MERTI BUMI KAMPUNG SUROCOLO WUJUD RASA SYUKUR DAN PEMANJATAN DOA
Merti Bumi atau nyadran Kampung surocolo,salah satu tradisi nenek moyang yang turun temurun dari dua Dusun yaitu Ds Poyahan Dan Ngreco, merti bumi diselenggarakan setiap tahun sekali,tepatnya untuk tahun ini Tgl 02-10-2019 hari rabu kliwon di surocolo,yang masih di Uri uri oleh masyarakat kampung surocolo hingga sekarang.
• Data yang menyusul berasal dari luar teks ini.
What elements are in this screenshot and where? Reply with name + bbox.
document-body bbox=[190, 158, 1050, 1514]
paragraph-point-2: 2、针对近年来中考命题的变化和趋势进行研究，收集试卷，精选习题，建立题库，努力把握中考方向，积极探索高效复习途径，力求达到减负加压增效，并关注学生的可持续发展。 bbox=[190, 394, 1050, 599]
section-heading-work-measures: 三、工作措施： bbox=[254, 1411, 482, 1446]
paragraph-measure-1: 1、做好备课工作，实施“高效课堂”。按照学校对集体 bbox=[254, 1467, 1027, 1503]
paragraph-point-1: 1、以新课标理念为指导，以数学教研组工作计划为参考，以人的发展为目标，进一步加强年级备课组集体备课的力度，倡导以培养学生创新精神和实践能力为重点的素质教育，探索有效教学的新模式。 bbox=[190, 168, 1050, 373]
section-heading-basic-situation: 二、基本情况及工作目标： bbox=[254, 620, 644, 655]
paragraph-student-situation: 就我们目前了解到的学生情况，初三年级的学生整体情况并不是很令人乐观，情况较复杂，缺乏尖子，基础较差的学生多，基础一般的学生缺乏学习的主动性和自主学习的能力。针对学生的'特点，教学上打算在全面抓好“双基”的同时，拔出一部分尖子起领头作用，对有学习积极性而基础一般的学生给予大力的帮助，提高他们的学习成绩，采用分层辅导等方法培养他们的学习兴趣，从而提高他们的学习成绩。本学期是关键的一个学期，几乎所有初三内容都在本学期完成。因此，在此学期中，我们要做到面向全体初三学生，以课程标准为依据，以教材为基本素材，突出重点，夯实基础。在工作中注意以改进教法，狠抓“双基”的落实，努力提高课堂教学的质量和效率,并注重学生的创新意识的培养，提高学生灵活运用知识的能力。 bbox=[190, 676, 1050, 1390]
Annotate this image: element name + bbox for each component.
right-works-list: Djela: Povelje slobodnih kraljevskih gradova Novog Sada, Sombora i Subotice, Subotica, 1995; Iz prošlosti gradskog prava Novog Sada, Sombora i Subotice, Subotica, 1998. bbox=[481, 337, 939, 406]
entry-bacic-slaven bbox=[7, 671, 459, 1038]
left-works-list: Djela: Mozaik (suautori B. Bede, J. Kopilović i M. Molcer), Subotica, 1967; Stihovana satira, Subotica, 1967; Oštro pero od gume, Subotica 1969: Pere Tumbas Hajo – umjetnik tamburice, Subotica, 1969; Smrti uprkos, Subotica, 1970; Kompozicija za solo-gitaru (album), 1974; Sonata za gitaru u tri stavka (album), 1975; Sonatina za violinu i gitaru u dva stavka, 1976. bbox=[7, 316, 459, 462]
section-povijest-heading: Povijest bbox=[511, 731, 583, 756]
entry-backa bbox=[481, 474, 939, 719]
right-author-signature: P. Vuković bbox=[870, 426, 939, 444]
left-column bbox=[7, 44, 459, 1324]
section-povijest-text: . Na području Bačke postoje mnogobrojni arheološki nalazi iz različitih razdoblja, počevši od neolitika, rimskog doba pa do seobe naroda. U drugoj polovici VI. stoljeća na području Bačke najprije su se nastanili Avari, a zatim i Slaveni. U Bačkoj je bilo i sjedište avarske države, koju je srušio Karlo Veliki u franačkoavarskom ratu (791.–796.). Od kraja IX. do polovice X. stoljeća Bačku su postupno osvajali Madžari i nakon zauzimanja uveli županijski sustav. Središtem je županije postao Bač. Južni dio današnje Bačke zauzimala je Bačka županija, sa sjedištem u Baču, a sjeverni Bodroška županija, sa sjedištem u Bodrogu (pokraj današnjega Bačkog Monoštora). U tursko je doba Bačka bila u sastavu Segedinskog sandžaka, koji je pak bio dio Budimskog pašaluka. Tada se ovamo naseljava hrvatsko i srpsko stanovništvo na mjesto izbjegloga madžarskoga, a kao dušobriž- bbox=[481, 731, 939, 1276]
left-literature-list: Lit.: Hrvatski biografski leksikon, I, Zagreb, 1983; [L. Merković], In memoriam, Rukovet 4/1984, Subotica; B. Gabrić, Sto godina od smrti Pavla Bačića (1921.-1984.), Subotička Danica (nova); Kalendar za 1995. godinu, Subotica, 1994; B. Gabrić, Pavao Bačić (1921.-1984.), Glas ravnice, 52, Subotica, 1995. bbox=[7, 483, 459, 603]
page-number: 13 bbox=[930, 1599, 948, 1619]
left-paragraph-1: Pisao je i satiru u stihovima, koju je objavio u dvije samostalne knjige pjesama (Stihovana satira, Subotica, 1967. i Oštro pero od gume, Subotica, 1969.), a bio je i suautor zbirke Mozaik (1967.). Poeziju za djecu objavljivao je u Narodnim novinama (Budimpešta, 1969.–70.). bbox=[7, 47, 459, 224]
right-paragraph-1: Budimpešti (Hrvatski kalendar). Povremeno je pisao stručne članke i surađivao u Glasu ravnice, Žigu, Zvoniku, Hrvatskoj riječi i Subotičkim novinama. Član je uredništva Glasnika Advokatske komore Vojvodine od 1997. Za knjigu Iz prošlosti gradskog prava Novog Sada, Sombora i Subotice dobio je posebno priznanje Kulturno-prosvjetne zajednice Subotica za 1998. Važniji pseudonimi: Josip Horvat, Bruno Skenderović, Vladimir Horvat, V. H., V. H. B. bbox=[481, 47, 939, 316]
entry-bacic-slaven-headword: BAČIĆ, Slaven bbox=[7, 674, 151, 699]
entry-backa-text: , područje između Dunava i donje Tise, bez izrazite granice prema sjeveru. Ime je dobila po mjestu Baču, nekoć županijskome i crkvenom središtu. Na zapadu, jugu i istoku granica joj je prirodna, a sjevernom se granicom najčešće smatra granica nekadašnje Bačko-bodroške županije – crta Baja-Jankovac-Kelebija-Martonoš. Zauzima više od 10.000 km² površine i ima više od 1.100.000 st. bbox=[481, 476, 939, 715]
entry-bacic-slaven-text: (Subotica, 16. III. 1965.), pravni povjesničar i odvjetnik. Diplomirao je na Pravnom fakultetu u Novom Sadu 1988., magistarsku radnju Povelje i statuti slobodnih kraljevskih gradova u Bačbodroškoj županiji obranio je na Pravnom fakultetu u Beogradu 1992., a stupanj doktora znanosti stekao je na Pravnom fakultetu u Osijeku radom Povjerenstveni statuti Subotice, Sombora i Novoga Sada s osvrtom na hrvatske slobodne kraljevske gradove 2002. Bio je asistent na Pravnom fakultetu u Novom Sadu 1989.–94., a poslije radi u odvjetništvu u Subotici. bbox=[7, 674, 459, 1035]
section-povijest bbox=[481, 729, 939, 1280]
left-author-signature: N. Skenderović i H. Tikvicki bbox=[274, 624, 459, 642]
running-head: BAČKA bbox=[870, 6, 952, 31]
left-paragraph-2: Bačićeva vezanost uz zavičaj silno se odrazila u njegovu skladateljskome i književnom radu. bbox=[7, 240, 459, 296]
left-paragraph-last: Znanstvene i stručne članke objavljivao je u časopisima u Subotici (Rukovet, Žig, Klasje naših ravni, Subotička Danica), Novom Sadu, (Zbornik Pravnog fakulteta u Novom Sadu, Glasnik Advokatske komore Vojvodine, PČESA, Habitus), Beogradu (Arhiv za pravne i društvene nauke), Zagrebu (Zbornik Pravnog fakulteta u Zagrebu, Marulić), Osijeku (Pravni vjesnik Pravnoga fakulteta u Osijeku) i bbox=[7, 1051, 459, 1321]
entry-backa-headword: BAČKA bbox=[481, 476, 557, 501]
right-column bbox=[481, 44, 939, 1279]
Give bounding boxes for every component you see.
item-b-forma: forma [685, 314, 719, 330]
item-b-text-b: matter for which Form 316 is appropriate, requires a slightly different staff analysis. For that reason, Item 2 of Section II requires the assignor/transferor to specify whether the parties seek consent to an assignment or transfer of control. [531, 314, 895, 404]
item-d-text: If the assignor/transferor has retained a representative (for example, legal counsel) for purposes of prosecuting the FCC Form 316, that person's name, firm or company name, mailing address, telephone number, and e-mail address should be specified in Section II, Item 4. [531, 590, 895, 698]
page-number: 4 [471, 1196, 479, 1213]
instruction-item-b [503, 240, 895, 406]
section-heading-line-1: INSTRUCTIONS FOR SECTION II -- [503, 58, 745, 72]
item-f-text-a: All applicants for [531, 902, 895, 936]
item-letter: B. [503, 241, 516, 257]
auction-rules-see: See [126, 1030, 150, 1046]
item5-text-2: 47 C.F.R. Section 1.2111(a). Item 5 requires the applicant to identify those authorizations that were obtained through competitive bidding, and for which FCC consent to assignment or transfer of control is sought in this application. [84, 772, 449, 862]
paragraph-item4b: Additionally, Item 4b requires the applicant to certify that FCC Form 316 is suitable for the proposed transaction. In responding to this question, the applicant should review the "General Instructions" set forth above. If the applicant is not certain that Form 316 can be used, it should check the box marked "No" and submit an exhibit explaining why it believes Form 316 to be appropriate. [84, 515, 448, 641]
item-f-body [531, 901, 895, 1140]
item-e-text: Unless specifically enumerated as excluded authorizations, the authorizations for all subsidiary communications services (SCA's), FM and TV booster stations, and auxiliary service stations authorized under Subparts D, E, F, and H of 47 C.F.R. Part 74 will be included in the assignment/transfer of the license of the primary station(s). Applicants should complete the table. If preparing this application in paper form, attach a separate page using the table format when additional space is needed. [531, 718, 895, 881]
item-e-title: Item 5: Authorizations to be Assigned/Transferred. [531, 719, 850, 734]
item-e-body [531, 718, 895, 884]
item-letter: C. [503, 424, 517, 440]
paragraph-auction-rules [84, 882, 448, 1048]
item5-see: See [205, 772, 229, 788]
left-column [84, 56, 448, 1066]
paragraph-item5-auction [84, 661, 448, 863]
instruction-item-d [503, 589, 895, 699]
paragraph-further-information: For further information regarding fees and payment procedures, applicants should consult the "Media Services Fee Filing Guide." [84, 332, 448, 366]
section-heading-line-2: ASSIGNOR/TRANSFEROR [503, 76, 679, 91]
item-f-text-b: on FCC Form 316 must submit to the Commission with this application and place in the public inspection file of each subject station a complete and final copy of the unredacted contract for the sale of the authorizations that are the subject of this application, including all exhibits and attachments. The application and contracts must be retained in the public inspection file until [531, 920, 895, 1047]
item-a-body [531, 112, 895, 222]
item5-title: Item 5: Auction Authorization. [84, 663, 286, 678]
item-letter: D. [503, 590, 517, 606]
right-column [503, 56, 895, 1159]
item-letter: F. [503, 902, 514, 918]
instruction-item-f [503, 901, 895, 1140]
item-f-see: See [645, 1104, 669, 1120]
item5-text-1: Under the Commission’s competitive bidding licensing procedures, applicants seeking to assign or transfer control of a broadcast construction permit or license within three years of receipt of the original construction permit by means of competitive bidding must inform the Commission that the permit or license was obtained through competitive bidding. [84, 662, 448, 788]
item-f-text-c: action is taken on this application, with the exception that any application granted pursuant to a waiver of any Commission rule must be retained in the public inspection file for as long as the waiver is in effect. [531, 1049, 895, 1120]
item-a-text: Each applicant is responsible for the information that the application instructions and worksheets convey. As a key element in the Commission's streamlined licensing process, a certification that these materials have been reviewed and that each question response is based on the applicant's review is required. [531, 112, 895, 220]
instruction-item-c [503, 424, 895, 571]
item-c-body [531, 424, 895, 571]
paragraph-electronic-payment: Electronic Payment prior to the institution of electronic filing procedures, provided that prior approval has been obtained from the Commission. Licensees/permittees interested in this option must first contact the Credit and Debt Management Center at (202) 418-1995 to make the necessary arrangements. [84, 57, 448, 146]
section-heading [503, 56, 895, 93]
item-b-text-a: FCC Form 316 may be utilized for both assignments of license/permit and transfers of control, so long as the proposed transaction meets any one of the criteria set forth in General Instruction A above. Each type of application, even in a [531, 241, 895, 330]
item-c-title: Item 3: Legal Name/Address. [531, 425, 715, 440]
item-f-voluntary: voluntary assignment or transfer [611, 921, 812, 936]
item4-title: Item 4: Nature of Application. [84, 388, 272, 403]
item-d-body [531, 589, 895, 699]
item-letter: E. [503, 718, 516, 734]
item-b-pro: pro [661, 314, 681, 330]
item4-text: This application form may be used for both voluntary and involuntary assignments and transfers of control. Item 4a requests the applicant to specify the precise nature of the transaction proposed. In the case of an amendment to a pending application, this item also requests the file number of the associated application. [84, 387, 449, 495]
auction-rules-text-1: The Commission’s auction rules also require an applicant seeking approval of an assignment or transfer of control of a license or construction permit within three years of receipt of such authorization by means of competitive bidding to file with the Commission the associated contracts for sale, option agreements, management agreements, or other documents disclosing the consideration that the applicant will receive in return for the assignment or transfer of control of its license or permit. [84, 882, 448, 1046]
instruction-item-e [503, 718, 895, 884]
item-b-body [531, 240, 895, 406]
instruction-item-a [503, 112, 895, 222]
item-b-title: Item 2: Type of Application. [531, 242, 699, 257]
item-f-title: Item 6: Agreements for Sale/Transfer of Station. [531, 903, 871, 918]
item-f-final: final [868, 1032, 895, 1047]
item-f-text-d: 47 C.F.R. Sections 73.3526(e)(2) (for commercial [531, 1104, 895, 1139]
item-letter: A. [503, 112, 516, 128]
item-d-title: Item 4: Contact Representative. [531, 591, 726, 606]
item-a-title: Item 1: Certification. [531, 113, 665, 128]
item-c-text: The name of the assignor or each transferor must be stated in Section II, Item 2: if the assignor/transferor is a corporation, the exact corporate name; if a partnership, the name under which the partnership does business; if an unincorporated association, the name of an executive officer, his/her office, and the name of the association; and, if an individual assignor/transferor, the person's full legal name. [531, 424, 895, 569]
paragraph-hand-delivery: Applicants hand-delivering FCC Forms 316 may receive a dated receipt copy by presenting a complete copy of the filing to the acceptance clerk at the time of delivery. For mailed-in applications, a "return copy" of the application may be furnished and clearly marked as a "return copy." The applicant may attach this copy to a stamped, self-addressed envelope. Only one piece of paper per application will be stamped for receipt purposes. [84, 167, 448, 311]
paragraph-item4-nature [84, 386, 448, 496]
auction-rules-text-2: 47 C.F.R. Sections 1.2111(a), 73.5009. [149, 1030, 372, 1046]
Kegiatan tradisi inti tersebuttelah ditandai dengan penyembelihan kambing jantan yang sehat dan berumur,serta dimasak dengan cara "krawon" dalam sebutan masyarakat setempat atau daging tersebut di campur parutan kelapa lalu disajikan kenduri berujud tumpengan hasil bumi,Doa bersama lalu di bagikan kepada masyarakat sekitar dan anak anak.
Tradisi tersebut mulai sekarang di kolaborasi dengan pentas seni seperti ,jatilan,kethoprak,gejog lesung,bergodo dan panembrono oleh peseni lokas kampung surocolo.hal tersebut mempunyai multi tujuan diantaranya mengankat Potensi seni lokal masyarakat setempat,mengangkat potensi wisata lokal sehingga dapat meningkatnya pendapatan ekonomi bagi masyarakat kampung surocolo tersebut.
Hal tersebut juga menunjukkan bahwa Desa Seloharjo adalah Desa Budaya,maka tidak lepas dari peran Pemerintah Desa Seloharjo sebagai wadah bagi masyarakat kampung surocolo,berangkat dari hal tersebut diatas maka dapat terwujud kegiatan merti bumi kampung surocolo dengan hikmat ,sakral dan meriah.
Merti bumi kampung surocolo didukung sepenuhnya oleh Pemerintah Desa Seloharjo,Muspika Kecamatan Pundong,Pemerintah Kab Bantul,Dinas Kebudayaan DIY,BPCB DIY.dalam Perayaan merti bumi surocolo tersebut turut hadir Wakil Bupati Bantul Bpk H. Abdul Halim Muslih ,DPRD DIY Bpk Joko Purnomo dan Kepala Dinas Terkait.Seloharjo 03-10-2019.